That pattern looks for an item in the class attribute,
rather than matching an element name. A specialized
element will have multiple entries that names its parent
as well as itself: class="topic/topic myTopic/myTopic" Transforms that operate on the generic topic class will
therefore work, unless a specific "myTopic" transform
has been defined.
- Put the template extensions into a new file:
demo/
yourCustomization/
xsl/
yourTransform.xsl <--
create
where the file looks like this:
<xsl:stylesheet version="1.0"
xmlns:xsl="http://www.w3.org/1999/XSL/Transform">
...template(s) here...
</xsl:stylesheet>
Note:
You typically only put the transforms you're
changing into the file, to keep things simple.
(CSS takes care of point sizes, so you don't need
to copy the whole file, the way you do in PDF.)
- Create the plugin.xml file that identifies your
extensions so they can be integrated into the
toolkit:
demo/
yourCustomization/
plugin.xml <-- create
xsl/
yourTransform.xsl
...
- Point to the extension file(s) from the plugin file:
<?xml version="1.0" encoding="UTF-8"?>
<plugin id="YourCompany.branding"> <--for example
<feature extension="dita.xsl.html" <--from step (a)

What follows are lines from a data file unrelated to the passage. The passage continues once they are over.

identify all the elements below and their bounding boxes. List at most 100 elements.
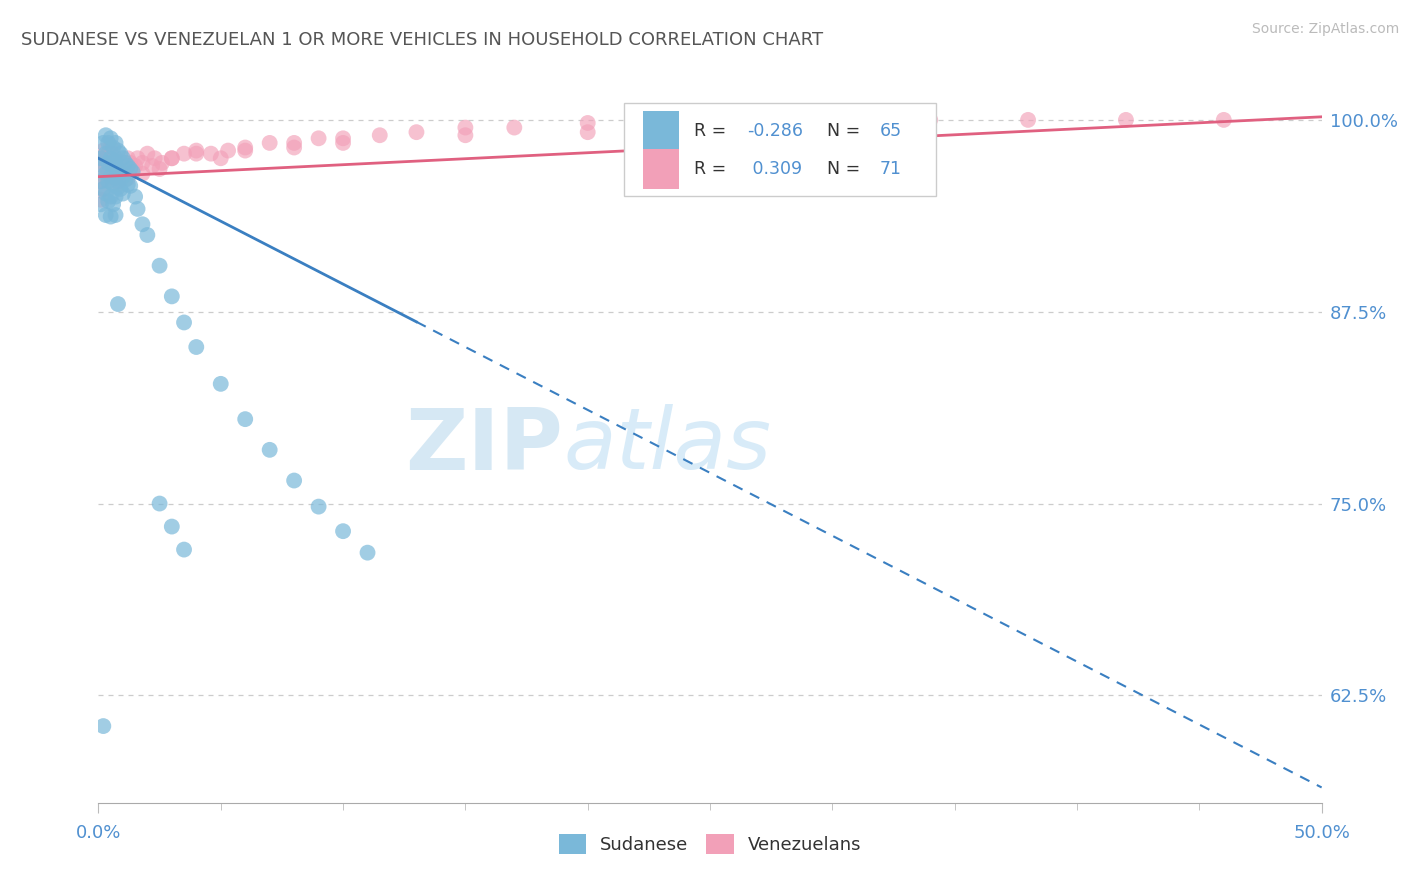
FancyBboxPatch shape: [624, 103, 936, 196]
Point: [160, 289, 183, 303]
Point: [150, 156, 173, 170]
Point: [110, 146, 132, 161]
Text: ZIP: ZIP: [405, 404, 564, 488]
Point: [90, 193, 112, 207]
Text: N =: N =: [817, 122, 866, 140]
Point: [107, 161, 129, 176]
Point: [104, 151, 127, 165]
Point: [104, 159, 127, 173]
Point: [110, 161, 132, 176]
Point: [308, 500, 330, 514]
Point: [308, 131, 330, 145]
Point: [503, 120, 526, 135]
Point: [131, 217, 153, 231]
Point: [117, 178, 139, 192]
Point: [94, 208, 117, 222]
Point: [91, 182, 114, 196]
Point: [143, 151, 166, 165]
Point: [104, 189, 127, 203]
Point: [173, 146, 195, 161]
Point: [94, 159, 117, 173]
Point: [94, 146, 117, 161]
Bar: [643, 149, 679, 189]
Point: [94, 151, 117, 165]
Point: [117, 171, 139, 186]
Point: [127, 202, 149, 216]
Point: [117, 159, 139, 173]
Point: [217, 144, 239, 158]
Point: [160, 519, 183, 533]
Point: [454, 128, 477, 143]
Text: SUDANESE VS VENEZUELAN 1 OR MORE VEHICLES IN HOUSEHOLD CORRELATION CHART: SUDANESE VS VENEZUELAN 1 OR MORE VEHICLE…: [21, 31, 824, 49]
Point: [149, 161, 172, 176]
Point: [283, 140, 305, 154]
Point: [209, 151, 232, 165]
Point: [283, 136, 305, 150]
Point: [131, 167, 153, 181]
Point: [124, 189, 146, 203]
Point: [104, 154, 127, 169]
Point: [454, 120, 477, 135]
Point: [173, 542, 195, 557]
Point: [90, 151, 112, 165]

value="xsl/yourTransform.xsl" <--from step (c)
type="file"
/>
/plugin>
- Run the OT integrator build process from the top
directory:
ant integrator.xml
This step copies the xyz_template.xsl files, creating
the xyz.xsl files and substituting your extensions.
Note:
The fo/ plugin also has an integrator process.
But that's not the one you want.